Terry Paulson

With our Presidential candidates clear, there's no better issue to contrast our choice than energy policy. At MittRomney.com, Romney provides an energy plan for the future that balances economic growth and jobs, diversified energy development, and realistic environmental safeguards. His approach stresses a rational and streamlined approach to regulation, approval of the Keystone Pipeline, and opening America's vast energy resources for development. By freeing companies to capitalize on our oil, natural gas, nuclear, and alternative energy options, America can stimulate economic growth and provide sustainable energy jobs.

In addition to putting conservative principles in action, Romney hopes to contrast the president's record with his rhetoric, "The president has always been good at saying things that sound wonderful, but now we have not just his words but his record." Nowhere is that contrast more clear than in energy.

In an interview with CNBC anchor Maria Bartiromo, Chevron CEO John Watson observed, "About 75% of the price of gas is really dictated by crude oil. World crude oil consumption is close to 90 million barrels a day. Most of the growth in demand is from China.... We're seeing little spare capacity,...tensions and pressures, primarily in the Middle East, where most of our oil is produced, and ...and restrictions in supply."

Natural gas in America has decreased in cost because of the dramatic expansion in supply. The same could be done with oil. Watson said, "There are some things that we can do in this country to spur supply on world markets. People forget we're the third-largest oil producer in the world. If we have policies that are pro development, we can affect world supplies if we used the resources that we have. For example, 85% of our continental shelf is off limits to development." Many reserves in Alaska and other federal lands are also off limits.

President Obama blames environmental concerns, but America has the safest and most-environmentally stringent rules in finding, developing and delivering oil to the market. Relying on foreign sources for most of our oil makes an environmental catastrophe more likely.

Our limited domestic production has security implications. By relying so much on Middle Eastern sources, we've given OPEC virtual monopoly control on the price of crude while transferring unprecedented wealth to regimes who are hostile to our interests and often knowingly fund “violent extremists." Terrorists must think us stupid!

President Obama loves to blame speculators. Yes, speculation adds an estimated 10% to the cost of oil, but he refuses to do anything to change the rules of the game or the supply of oil. Four billion barrels of oil are traded every day, but we consume only 83 million barrels of oil per day.

Why so much trading? With limited supply and the low cost of trading, speculation pays off. Increasing supply would impact speculation, but that takes time. Raising the energy trading margin requirements so that it's impossible to trade with little or no money down would immediately decrease excessive speculation.

The President misleads Americans on our oil reserves, claiming that we have only 2% of the world's reserves. It's true that we have only 20 billion barrels of "proven reserves," reserves that companies have explored for, drilled for, and can report to the SEC as their own assets. But this avoids the reserves that Obama has declared off-limits. The Institute for Energy Research reports that America has more than 1.4 trillion barrels of oil that is recoverable--fueling us for over 200 years at current rates of consumption. The largest deposits are located offshore, in portions of Alaska, and in shale deposits in the Rocky Mountain states.
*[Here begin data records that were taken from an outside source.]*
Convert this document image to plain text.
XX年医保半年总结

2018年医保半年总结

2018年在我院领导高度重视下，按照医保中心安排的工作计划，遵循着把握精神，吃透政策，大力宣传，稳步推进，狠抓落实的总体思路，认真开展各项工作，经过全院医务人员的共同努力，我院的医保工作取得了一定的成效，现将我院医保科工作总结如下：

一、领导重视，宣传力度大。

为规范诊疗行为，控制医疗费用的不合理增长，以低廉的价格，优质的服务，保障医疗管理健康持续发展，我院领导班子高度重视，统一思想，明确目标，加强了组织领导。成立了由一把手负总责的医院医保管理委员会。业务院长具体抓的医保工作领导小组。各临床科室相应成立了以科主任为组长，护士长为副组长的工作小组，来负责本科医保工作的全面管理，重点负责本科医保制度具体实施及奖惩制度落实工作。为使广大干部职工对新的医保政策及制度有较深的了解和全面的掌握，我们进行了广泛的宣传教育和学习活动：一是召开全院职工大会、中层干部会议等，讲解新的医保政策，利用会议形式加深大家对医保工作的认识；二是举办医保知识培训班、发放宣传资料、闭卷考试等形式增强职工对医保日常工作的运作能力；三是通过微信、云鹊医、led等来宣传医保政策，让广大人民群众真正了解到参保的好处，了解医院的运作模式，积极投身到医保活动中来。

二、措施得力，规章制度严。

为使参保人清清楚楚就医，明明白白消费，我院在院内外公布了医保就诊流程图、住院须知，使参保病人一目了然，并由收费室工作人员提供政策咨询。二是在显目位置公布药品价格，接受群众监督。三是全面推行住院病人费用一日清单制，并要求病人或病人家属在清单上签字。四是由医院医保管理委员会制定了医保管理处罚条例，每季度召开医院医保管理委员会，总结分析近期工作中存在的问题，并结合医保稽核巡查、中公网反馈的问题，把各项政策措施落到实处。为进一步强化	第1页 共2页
Developing those reserves means more supply, lower prices, and more jobs.

When President Obama took office the price of gas was $1.83/gallon. It is twice that now. His kind of "hope and change" taken all our "change" at the pump. It's time for a president who will bring more than words to our "all-of-the-above" energy plan.

Chevron CEO John Watson reminds us, "We have an energy system that's been built up over the last 100 years, and the principle behind it has been affordable energy. And we've seen oil, gas, coal, nuclear and renewables contribute to that energy mix. The idea that we can force energy into the system that's not economic before it's time, is not the policy that I think this country needs. What we need is open markets, consistent tax and regulatory policies, and to be clear about our priorities."

In response to big oils limited investment in the US, Watson asserted: "We have to spend money where we have access and the proper geology.... We invest where we have the incentive to do so." Which candidate do you think will provide the incentives and the consistent policies that can unleash our vast reserves in an environmentally responsible way, stimulate our anemic economy in need of affordable energy, and generate energy jobs that last?


Terry Paulson

Terry Paulson, PhD is a psychologist, award-winning professional speaker, author of The Optimism Advantage: 50 Simple Truths to Transform Your Attitudes and Actions into Results, and long-time columnist for the Ventura County Star.